Hier, le Président de la République, Emmanuel Macron a ordonné la dissolution de trois groupes d’extrême droite, alors que les crimes antisémites ont augmenté de 75% en un an.

Le Front National, désormais renommé “Rassemblement National”, semble plus près que jamais d’attirer les électeurs de tous bords, entre déçus du macronisme et une opposition quasi inexistante.

Alors que la droite panse encore ses plaies après l’affaire Fillon qui a éclaté lors des présidentielles, le Parti socialiste apparaît plus divisé que jamais. Analyse. 

Macron dissout trois groupuscules

Ils tirent leurs noms des jeunesses hitlériennes et ont ouvert des antennes à Aix-en-Provence, Angers, Chambéry, Clermont-Ferrand, Lyon, Marseille ou encore Strasbourg… Trois groupuscules d’extrême-droite très actifs ont suscité l’inquiétude de nombreux riverains.

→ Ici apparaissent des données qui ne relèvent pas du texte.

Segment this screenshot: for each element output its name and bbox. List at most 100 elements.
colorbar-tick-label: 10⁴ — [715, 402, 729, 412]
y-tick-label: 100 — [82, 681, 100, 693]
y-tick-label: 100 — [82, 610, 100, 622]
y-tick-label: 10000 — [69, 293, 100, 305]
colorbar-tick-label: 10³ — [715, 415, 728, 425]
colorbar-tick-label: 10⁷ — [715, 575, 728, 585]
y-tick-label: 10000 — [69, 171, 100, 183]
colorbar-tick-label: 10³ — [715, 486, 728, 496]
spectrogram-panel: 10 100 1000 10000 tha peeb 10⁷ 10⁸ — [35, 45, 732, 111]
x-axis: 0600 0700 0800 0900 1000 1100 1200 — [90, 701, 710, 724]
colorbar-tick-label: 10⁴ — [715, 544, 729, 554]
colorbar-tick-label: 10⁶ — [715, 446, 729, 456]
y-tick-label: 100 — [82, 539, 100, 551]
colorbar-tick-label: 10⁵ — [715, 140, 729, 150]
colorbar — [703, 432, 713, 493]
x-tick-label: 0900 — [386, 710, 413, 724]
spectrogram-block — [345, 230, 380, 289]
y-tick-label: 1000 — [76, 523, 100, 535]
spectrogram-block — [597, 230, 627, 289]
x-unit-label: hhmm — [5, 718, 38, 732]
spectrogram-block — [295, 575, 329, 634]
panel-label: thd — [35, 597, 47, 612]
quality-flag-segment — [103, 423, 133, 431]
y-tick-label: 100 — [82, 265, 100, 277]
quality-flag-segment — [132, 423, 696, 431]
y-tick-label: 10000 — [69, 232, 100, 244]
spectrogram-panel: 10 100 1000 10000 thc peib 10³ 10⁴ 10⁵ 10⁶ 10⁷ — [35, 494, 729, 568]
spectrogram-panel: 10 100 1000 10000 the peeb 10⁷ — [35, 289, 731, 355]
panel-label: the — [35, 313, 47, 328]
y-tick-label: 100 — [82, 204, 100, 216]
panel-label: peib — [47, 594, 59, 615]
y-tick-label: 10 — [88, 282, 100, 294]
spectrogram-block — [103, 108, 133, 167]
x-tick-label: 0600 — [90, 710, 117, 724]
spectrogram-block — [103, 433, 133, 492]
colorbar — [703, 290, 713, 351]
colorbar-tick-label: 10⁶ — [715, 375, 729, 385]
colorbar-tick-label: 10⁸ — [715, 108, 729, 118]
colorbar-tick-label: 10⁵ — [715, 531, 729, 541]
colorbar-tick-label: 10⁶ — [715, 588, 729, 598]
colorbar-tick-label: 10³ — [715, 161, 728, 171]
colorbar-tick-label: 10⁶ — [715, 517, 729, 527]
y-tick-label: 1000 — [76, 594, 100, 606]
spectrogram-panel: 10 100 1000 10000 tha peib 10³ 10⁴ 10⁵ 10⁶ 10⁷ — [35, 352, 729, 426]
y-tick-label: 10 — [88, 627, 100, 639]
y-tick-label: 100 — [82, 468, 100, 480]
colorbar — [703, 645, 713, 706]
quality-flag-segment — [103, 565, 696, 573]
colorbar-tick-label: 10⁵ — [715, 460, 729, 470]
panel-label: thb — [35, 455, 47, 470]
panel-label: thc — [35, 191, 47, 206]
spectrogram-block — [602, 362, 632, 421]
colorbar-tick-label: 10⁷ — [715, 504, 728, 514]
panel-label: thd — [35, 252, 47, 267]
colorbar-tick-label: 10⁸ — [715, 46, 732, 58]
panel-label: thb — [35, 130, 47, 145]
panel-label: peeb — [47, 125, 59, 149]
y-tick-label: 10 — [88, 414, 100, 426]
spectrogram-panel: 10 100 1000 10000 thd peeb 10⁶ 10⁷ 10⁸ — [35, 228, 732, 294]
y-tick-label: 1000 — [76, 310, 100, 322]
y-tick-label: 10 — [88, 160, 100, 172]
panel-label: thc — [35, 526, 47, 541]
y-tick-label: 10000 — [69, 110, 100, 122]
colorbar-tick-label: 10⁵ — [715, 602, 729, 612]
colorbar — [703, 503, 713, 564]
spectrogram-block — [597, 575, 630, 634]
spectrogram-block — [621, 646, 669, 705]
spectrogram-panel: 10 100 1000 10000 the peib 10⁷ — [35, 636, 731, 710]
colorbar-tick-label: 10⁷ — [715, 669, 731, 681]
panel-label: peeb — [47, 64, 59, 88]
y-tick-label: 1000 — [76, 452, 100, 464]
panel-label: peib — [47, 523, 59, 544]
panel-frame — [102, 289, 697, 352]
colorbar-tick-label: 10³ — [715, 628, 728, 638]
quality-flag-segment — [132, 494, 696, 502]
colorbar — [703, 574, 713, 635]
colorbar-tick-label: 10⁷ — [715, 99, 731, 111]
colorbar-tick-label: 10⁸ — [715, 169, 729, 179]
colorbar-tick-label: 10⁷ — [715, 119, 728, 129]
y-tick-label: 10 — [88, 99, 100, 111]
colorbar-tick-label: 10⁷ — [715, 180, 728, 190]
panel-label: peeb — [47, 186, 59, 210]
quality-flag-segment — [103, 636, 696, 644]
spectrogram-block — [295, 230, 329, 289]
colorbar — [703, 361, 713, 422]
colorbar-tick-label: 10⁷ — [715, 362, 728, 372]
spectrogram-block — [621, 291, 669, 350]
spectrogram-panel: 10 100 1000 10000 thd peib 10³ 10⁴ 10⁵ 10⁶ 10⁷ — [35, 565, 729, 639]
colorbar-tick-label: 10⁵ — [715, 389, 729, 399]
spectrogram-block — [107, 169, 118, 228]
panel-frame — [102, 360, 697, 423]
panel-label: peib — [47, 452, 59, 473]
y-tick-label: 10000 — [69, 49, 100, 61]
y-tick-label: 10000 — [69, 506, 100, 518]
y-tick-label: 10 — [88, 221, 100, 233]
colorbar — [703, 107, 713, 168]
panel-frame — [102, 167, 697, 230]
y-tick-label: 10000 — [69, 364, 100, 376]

Avec des noms inspirés des devises de la jeunesse hitlérienne, comme “Blut und Ehre” (sang et honneur),  ou encore Bastion Social, basé sur le mouvement lancé par Mussolini, les organisations ont pour but d’attirer de jeunes électeurs en quête d’identité.

L’extrême droite connaît un regain de popularité, non sans rappeler les années 1990 à l’époque où le GUD – groupe d’extrême droite étudiant – sévissait contre les étudiants juifs et la communauté juive à Paris.

Lors du dîner du Crif, Emmanuel Macron a appelé à tracer des «nouvelles lignes rouges par des mesures concrètes et des décisions que la loi permet aujourd’hui de prendre».

Cependant, la dissolution de ces partis n’est, pour beaucoup, qu’une mesurette, les partis ayant tendance à se reformer aussitôt sous un autre nom.

Les gilets jaunes voteront-ils Le Pen ?

Alors que l’acte XV des gilets jaunes aura lieu ce samedi à Paris aux Champs Elysées et dans toute la France, le parti commence à s’organiser et à créér sa propre liste pour les élections européennes.

Seul hic : le parti ne rassemblerait que 3% des votes, selon un sondage réalisé par Ifop-Fiducial, avec une chute de 4,5 points si le scrutin devait se dérouler le 24 février.

Alors que le mouvement se revendiquait anarchiste à sa genèse, les ramifications diverses des derniers mois ont brouillé les pistes.

Dernièrement, le soutien du Ministre de l’Intérieur italien Matteo Salvini, très proche de Marine le Pen, a soulevé de nombreuses interrogations.

La semaine dernière, le philosophe Alain Finkelkraut a été victime de violentes insultes à caractère antisémite par certains gilets jaunes en marge de la manifestation sur les Champs Elysées. Il a décidé de ne pas porter plainte.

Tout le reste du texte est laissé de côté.